W ostatnim czasie przeżywamy w Polsce bujny rozkwit inicjatyw ekologicznych – począwszy na prywatnych, kierowanych przez pojedyncze osoby, po te na skalę miasta lub kraju. Jednak nie wszystkie sprawdzają się w równym stopniu, a słuszna, ekologiczna idea łatwo może zostać wypaczona.
Niecały miesiąc temu uruchomiono w Warszawie sieć wypożyczalni rowerów miejskich, a już kilkukrotnie straż miejska znajdowała sprzęt porzucony gdzieś w krzakach. Możemy tylko przypuszczać jakie są powody takiego zachowania użytkowników.
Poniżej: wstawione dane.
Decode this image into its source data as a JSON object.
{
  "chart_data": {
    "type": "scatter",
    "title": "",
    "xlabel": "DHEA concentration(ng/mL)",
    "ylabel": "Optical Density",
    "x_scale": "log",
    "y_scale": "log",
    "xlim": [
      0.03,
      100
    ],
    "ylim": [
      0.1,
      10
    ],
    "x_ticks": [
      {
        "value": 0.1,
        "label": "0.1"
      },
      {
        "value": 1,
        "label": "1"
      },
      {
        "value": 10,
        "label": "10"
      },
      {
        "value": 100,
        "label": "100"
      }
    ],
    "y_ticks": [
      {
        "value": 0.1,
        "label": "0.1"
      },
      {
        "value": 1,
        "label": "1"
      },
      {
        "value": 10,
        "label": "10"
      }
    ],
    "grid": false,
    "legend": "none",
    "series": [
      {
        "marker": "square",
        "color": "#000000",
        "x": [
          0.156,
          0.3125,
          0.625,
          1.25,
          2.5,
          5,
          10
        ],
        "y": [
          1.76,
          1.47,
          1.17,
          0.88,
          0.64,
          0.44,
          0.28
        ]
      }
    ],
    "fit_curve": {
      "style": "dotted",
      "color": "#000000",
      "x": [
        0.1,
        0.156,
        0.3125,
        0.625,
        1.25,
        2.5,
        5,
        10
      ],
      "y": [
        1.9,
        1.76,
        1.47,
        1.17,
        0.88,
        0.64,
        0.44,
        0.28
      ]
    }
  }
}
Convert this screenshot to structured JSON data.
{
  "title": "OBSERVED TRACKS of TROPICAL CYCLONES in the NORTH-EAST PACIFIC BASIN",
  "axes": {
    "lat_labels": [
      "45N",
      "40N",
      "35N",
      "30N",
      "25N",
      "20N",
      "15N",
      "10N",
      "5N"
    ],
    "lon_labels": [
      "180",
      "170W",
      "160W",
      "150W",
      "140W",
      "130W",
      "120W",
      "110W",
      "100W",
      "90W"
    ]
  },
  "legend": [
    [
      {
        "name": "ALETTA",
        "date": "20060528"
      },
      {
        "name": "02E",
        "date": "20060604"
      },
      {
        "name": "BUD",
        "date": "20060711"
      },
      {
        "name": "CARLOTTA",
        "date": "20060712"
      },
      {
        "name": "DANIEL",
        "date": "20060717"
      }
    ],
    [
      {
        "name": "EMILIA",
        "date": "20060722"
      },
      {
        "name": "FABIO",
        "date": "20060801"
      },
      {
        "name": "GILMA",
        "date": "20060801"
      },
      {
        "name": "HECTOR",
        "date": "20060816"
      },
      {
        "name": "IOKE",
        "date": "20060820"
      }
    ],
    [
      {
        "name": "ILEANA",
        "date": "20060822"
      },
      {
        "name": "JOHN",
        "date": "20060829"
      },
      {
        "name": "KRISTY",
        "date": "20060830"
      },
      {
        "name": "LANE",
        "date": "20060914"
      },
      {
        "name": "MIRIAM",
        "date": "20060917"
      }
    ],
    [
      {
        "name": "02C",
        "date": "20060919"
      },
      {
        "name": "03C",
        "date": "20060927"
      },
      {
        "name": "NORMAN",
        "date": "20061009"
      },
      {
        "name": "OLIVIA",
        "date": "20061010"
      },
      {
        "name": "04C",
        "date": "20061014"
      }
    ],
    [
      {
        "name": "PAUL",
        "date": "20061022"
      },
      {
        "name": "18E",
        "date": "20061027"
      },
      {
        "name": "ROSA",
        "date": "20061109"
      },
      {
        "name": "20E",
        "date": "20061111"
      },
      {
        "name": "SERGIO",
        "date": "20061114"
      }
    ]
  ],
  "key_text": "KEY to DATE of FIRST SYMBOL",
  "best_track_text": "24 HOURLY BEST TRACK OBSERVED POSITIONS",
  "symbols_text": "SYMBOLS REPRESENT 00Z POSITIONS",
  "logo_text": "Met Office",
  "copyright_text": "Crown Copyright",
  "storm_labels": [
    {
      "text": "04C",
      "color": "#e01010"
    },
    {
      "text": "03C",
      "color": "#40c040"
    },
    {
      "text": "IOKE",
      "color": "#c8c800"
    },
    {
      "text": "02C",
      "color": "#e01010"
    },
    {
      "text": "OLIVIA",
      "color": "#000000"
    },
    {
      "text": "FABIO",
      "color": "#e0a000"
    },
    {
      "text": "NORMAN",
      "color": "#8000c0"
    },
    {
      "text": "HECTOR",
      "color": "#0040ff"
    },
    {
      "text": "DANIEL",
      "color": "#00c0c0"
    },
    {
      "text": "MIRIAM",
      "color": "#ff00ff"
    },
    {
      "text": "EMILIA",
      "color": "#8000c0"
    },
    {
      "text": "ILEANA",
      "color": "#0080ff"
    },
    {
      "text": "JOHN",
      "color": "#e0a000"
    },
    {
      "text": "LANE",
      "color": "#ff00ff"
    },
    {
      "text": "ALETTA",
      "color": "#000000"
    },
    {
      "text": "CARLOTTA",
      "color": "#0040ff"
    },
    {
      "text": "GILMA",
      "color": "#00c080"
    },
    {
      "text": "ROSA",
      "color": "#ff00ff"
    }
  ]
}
Prawdopodobnym scenariuszem może być fakt, iż infrastruktura Warszawy nie jest przygotowana na wzmożony ruch rowerowy. Najwięcej punktów Veturilo, znajduje się w Śródmieściu, gdzie łączna długość ścieżek rowerowych wynosi całe 4km – wzdłuż Wisłostrady i Al. Niepodległości. Warszawa chce się wzorować na zachodnich, „rowerowych” stolicach, ale zaczyna od niewłaściwej strony – podstawą jest odpowiednia infrastruktura, dopiero później inwestycja w wypożyczalnie i sprzęt.
Ilość kilometrów ścieżek rowerowych w centrum Warszawy jest nie wystarczająca
Inną inicjatywą, która w Polsce okazuje się nieskuteczna, są samochody z silnikiem elektrycznym. Na pierwszy rzut oka sprawa wygląda bajecznie – mamy samochód, który nie emituje spalin, jest cichy i ekologiczny. Gdy zadamy sobie jednak pytanie „W jaki sposób w Polsce produkowana jest energia elektryczna?” , przekonamy się, że nic bardziej mylnego. Ponad 90% energii elektrycznej w naszym kraju pochodzi z elektrowni węglowych, które z ekologią nie mają wiele wspólnego. Naukowcy postanowili zanalizować sytuację z większych miast chińskich, w których pojawiła się moda na samochody z napędem elektrycznym. W wyniku badań, okazało się, że samochody faktycznie produkują mniej spalin, lecz zanieczyszczenia powstałe w wyniku produkcji prądu do ich zasilenia równoważą ekologiczny aspekt silników elektrycznych. Co mają wspólnego Chiny z Polską? Tam również większość energii pochodzi z elektrowni węglowych. Dopóki więc nie postawimy na wydajniejsze źródła energii, używanie ekologicznych samochodów jest po prostu… nieekologiczne.
Pierwszy pojemnik do selektywnej zbiórki odpadów stanął w Warszawie w 1994 roku. Od tej pory, mimo wprowadzenia w 2006 roku nakazu sortowania śmieci nie zmieniło się zbyt wiele. Statystyki nie wyglądają dobrze – Polska jest na szarym końcu recyklingowej listy. Obecnie jedynie 7% odpadów jest u nas segregowanych i wykorzystywanych powtórnie. Dla porównania w Holandii jest to 63%, a w Niemczech 56% śmieci. Głównym powodem takiego stanu rzeczy jest niska świadomość społeczna, brak nawyku sortowania i liczba punktów, w których posortowane odpadki można wyrzucić. Czeka nas jeszcze długa droga, aby dorównać choćby Hiszpanii (34% recyklingowanych odpadów), ale na pewno jest to gra warta świeczki.
Obecnie jedynie 7% odpadów jest u nas segregowanych i wykorzystywanych powtórnie
Jeśli już mowa o nakazach i zakazach – od kilku lat powstają kolejne regulacje, między innymi o nakazie segregowania odpadów lub mandatach za wyrzucanie baterii, ale nigdy nie są one skierowane w przeciętnego mieszkańca. Uchwały te dotyczą gmin, przedsiębiorców i firm, podczas gdy statystyczna, trzyosobowa rodzina produkuje tonę odpadów rocznie. Jeśli zliczymy ile takich rodzin jest choćby w samej Warszawie wychodzi nam olbrzymia góra śmieci, która w umiejętny sposób mogłaby zostać zutylizowana i wykorzystana powtórnie.